Unlike previous examples like Web Scrape QnA and Multiple Documents QnA, querying structured data does not require a vector database. At the high-level, this can be achieved with following steps:
Create a custom function to execute the SQL query, and get the response
Return a natural response from the executed SQL response
In this example, we are going to create a QnA chatbot that can interact with a SQL database stored in SingleStore
TL;DR
You can find the chatflow template:
1. SQL Database Schema + Example Rows
Use a Custom JS Function node to connect to SingleStore, retrieve database schema and top 3 rows.
From the research paper, it is recommended to generate a prompt with following example format:
CREATE TABLE samples (firstName varchar NOT NULL, lastName varchar)
SELECT * FROM samples LIMIT 3
firstName lastName
Stephen Tyler
Jack McGinnis
Steven Repici
You can find more on how to get the HOST, USER, PASSWORD from this guide. Once finished, click Execute:
We can now see the correct format has been generated. Next step is to bring this into Prompt Template.
2. Return a SQL query with few shot prompting
Create a new Chat Model + Prompt Template + LLMChain
Specify the following prompt in the Prompt Template:
Based on the provided SQL table schema and question below, return a SQL SELECT ALL query that would answer the user's question. For example: SELECT * FROM table WHERE id = '1'.
------------
SCHEMA: {schema}
------------
QUESTION: {question}
------------
SQL QUERY:
Since we are using 2 variables: {schema} and {question}, specify their values in Format Prompt Values:
You can provide more examples to the prompt (i.e few-shot prompting) to let the LLM learns better. Or take reference from dialect-specific prompting
Sometimes the SQL query is invalid, and we do not want to waste resources the execute an invalid SQL query. For example, if a user is asking a general question that is irrelevant to the SQL database. We can use an If Else node to route to different path.
For instance, we can perform a basic check to see if SELECT and WHERE are included in the SQL query given by the LLM.
5. Return a natural response from the executed SQL response
Create a new Chat Model + Prompt Template + LLMChain
Write the following prompt in the Prompt Template:
Based on the question, and SQL response, write a natural language response, be details as possible:
------------
QUESTION: {question}
------------
SQL RESPONSE: {sqlResponse}
------------
NATURAL LANGUAGE RESPONSE:
Specify the variables in Format Prompt Values:
Voila! Your SQL chatbot is now ready for testing!
Query
First, let's ask something related to the database.

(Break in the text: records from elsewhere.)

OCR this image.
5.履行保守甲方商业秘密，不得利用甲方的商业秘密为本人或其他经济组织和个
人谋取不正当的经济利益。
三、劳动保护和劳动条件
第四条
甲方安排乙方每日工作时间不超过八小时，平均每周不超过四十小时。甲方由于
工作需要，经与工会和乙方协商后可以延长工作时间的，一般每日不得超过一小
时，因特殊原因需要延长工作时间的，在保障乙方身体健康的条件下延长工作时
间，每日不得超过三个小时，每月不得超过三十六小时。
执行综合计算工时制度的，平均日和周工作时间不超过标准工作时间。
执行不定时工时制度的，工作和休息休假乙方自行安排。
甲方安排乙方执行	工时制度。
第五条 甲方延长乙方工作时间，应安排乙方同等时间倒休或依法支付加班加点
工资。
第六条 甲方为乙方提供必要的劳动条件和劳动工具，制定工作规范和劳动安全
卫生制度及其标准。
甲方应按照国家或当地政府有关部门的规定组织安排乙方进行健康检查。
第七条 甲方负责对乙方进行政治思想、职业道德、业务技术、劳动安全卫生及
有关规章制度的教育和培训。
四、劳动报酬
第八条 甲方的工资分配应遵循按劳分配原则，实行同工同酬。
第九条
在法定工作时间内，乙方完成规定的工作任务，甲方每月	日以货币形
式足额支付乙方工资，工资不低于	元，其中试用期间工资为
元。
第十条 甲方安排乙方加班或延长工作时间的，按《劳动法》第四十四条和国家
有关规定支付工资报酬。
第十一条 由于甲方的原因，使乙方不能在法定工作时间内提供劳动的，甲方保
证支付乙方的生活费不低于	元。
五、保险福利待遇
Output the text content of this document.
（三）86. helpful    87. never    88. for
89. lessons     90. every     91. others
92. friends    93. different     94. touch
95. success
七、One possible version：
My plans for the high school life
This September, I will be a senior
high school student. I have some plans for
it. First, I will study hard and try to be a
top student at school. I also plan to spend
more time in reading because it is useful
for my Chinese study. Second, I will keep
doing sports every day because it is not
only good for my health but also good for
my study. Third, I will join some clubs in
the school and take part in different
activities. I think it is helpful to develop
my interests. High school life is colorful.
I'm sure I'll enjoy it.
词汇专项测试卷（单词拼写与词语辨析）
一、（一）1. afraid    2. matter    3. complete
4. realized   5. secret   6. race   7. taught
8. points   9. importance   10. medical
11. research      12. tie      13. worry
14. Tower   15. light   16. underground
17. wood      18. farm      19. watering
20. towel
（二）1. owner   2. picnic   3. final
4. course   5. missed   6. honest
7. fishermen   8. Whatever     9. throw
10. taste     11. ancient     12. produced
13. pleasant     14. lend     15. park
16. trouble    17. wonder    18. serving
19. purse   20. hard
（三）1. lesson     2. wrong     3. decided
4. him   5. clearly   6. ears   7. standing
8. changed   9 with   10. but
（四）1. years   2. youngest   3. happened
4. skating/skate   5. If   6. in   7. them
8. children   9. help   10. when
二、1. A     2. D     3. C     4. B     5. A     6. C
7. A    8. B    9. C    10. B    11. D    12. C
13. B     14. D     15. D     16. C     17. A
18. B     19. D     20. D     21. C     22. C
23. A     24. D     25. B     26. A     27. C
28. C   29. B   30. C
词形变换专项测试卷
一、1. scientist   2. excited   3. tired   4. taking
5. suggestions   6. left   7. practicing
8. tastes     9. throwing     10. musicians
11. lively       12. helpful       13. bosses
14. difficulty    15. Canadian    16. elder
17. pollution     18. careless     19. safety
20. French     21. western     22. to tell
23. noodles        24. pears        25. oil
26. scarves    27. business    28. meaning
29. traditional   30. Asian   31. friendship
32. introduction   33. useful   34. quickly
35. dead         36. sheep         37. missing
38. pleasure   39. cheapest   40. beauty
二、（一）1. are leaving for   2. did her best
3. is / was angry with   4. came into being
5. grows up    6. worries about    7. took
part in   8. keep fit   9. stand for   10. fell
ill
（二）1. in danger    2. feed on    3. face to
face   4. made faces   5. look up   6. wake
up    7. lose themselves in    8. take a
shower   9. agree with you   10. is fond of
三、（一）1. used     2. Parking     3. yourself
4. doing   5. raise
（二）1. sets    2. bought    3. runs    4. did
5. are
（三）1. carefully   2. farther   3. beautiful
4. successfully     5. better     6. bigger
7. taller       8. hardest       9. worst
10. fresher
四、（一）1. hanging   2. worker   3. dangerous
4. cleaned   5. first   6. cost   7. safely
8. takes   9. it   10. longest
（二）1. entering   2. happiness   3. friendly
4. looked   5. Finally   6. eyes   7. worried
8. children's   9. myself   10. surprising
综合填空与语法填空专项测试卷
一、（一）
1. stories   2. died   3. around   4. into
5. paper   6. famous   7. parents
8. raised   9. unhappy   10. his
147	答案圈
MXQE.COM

Looking at the logs, we can see the first LLMChain is able to give us a SQL query:
Input:
Based on the provided SQL table schema and question below, return a SQL SELECT ALL query that would answer the user's question. For example: SELECT * FROM table WHERE id = '1'.\n------------\nSCHEMA: CREATE TABLE samples (id bigint(20) NOT NULL, firstName varchar(300) NOT NULL, lastName varchar(300) NOT NULL, userAddress varchar(300) NOT NULL, userState varchar(300) NOT NULL, userCode varchar(300) NOT NULL, userPostal varchar(300) NOT NULL, createdate timestamp(6) NOT NULL)\nSELECT * FROM samples LIMIT 3\nid firstName lastName userAddress userState userCode userPostal createdate\n1125899906842627 Steven Repici 14 Kingston St. Oregon NJ 5578 Thu Dec 14 2023 13:06:17 GMT+0800 (Singapore Standard Time)\n1125899906842625 John Doe 120 jefferson st. Riverside NJ 8075 Thu Dec 14 2023 13:04:32 GMT+0800 (Singapore Standard Time)\n1125899906842629 Bert Jet 9th, at Terrace plc Desert City CO 8576 Thu Dec 14 2023 13:07:11 GMT+0800 (Singapore Standard Time)\n------------\nQUESTION: what is the address of John\n------------\nSQL QUERY:
Output
SELECT userAddress FROM samples WHERE firstName ='John'
After executing the SQL query, the result is passed to the 2nd LLMChain:
Input
Based on the question, and SQL response, write a natural language response, be details as possible:\n------------\nQUESTION: what is the address of John\n------------\nSQL RESPONSE: [{\"userAddress\":\"120 jefferson st.\"}]\n------------\nNATURAL LANGUAGE RESPONSE:
Output
The address of John is 120 Jefferson St.
Now, we if ask something that is irrelevant to the SQL database, the Else route is taken.
For first LLMChain, a SQL query is generated as below:
SELECT*FROM samples LIMIT3
However, it fails the If Else check because it doesn't contains both SELECT and WHERE, hence entering the Else route that has a prompt that says:
Politely say "I'm not able to answer query"
And the final output is:
I apologize, but I'm not able to answer your query at the moment.
Conclusion
In this example, we have successfully created a SQL chatbot that can interact with your database, and is also able to handle questions that are irrelevant to database. Further improvement includes adding memory to provide conversation history.